Горячий ключ находился в нижней пещере. Мощный корень пробил ее потолок и одну стену. Трещины разбегались от него паутиной. Тунува засветила свой огонек. В его свете заблестели капли, пар от воды, но мокрых следов не было. И вообще ни признака Сию.
Тунува уже повернула к выходу, когда вода булькнула. Она беспокойно оглянулась. Под ее взглядом вся поверхность забурлила, вскипела, подернулась густым паром.
Тунува выбежала из пещеры. Пока поднималась по лестнице, ребра словно кто-то сжимал в кулаке. Когда из темноты блеснули черные глаза, она остановилась.
– Нин… – Она встала перед ихневмоном на колени. – Сладкая моя, ты не видела Лалхар?
– Ее здесь нет. Фарна здесь нет, – ответила Нинуру. – Они ушли с Сию и Елени.
Тунува застыла, ее огонек заколебался.
– Нинуру, куда они ушли?
Ихневмон внимательно взглянул на нее:
– На восток.
12
ВостокИмператор еще не добрался до Верхнего храма Квирики, когда его обитатели проветрили лучшие постели, отскребли полы и стены, расчистили дорожку в снегу и подготовили внутренние покои. Никто не знал, надолго ли он останется и почему явился без предуведомления.

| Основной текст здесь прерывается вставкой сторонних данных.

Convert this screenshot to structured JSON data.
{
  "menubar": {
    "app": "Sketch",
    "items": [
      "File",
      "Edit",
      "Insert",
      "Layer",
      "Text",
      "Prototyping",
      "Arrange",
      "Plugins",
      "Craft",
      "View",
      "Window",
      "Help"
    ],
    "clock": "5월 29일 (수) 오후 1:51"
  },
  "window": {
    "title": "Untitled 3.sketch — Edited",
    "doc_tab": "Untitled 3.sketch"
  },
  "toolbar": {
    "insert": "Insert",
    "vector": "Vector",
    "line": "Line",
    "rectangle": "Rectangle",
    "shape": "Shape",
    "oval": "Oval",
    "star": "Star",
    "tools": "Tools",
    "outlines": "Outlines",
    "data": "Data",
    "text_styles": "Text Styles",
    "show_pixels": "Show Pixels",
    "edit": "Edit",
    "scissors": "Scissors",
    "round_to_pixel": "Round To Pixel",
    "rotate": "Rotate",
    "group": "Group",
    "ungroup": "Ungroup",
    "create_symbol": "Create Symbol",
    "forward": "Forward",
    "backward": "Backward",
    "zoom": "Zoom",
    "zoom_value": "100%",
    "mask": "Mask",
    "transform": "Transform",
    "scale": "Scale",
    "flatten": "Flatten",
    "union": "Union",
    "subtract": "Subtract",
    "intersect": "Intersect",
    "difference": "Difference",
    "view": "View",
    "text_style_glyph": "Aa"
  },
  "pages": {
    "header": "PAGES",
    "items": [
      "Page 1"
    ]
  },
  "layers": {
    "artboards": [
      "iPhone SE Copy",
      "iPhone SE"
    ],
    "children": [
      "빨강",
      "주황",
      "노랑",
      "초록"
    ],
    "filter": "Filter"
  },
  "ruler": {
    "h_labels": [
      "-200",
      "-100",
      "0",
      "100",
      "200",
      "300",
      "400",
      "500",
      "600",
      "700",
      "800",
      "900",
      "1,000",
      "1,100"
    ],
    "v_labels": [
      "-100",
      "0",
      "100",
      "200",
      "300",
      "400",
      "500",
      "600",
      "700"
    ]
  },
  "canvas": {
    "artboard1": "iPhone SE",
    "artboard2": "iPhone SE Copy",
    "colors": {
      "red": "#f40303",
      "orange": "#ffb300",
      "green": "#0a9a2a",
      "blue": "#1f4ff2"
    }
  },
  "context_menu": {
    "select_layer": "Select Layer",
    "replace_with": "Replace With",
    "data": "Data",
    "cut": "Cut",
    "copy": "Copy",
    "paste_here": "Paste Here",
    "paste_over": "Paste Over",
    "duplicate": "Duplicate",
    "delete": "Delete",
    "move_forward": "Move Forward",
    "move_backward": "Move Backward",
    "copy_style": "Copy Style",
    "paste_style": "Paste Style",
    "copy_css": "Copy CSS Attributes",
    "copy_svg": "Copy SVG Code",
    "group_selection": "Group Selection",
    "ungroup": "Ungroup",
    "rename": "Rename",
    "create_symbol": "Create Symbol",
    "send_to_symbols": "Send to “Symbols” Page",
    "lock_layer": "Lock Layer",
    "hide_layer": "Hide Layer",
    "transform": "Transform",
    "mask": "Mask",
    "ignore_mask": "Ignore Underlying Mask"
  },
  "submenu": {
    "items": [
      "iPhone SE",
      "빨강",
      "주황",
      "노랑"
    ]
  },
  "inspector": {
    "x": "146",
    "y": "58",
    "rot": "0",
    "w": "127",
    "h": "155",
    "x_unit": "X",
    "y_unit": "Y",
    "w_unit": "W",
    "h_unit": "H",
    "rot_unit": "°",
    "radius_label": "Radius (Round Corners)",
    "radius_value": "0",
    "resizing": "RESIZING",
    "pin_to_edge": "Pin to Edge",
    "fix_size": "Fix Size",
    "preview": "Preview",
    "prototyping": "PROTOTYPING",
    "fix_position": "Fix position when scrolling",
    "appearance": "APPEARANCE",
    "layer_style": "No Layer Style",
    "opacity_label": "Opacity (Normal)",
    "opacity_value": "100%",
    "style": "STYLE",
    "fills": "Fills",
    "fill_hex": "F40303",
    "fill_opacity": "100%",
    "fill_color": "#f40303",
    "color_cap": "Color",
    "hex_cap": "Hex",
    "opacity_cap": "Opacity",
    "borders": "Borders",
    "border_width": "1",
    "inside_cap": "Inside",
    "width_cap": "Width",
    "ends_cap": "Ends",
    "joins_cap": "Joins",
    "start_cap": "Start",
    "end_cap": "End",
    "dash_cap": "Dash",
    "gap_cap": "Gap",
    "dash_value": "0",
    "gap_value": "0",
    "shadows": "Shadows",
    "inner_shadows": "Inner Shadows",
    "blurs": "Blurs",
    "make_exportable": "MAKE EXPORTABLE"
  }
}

– Думаи. Канифа. – Великая императрица вышла к ним на открытый помост. – Готовы ли мы?
– Да, великая императрица, – ответил Канифа. – Его величество, должно быть, уже на лестнице.
Великая императрица с непроницаемым лицом сжимала в руках трость. Она редко видела сына с тех пор, как уступила ему, совсем ребенку, трон.
Горячий ключ успокоился, но протаявший вокруг него снег служил предостережением, как и помутившаяся вода. Один из молодых певцов варил в ней яйца, напевая рабочую песню.
– В последний раз он кипел столетия назад. Остались записи, – заговорила императрица, поймав взгляд Думаи. – Позаботься о матери. Она сильно ошпарилась. Не отходи от нее сегодня.
– Да, великая императрица.
– Канифа, присмотри, чтобы императорскую свиту накормили и устроили. Нам с его величеством многое надо обсудить. – Она выдохнула облачко тумана. – Узнаем, что привело моего сына на гору.
Унора лежала у себя в комнате. Ее покрасневшие ступни и икры блестели, на коже проступали капли. Она выпила от боли флягу вина и забылась. Думаи воспользовалась этим, чтобы втереть в ожоги мазь.
– Думаи.
Тонкие мозолистые пальцы сжали ее запястье. Унора тускло уставилась на дочь.
– Я… сделала глупость, – выдохнула она. – До твоего рождения.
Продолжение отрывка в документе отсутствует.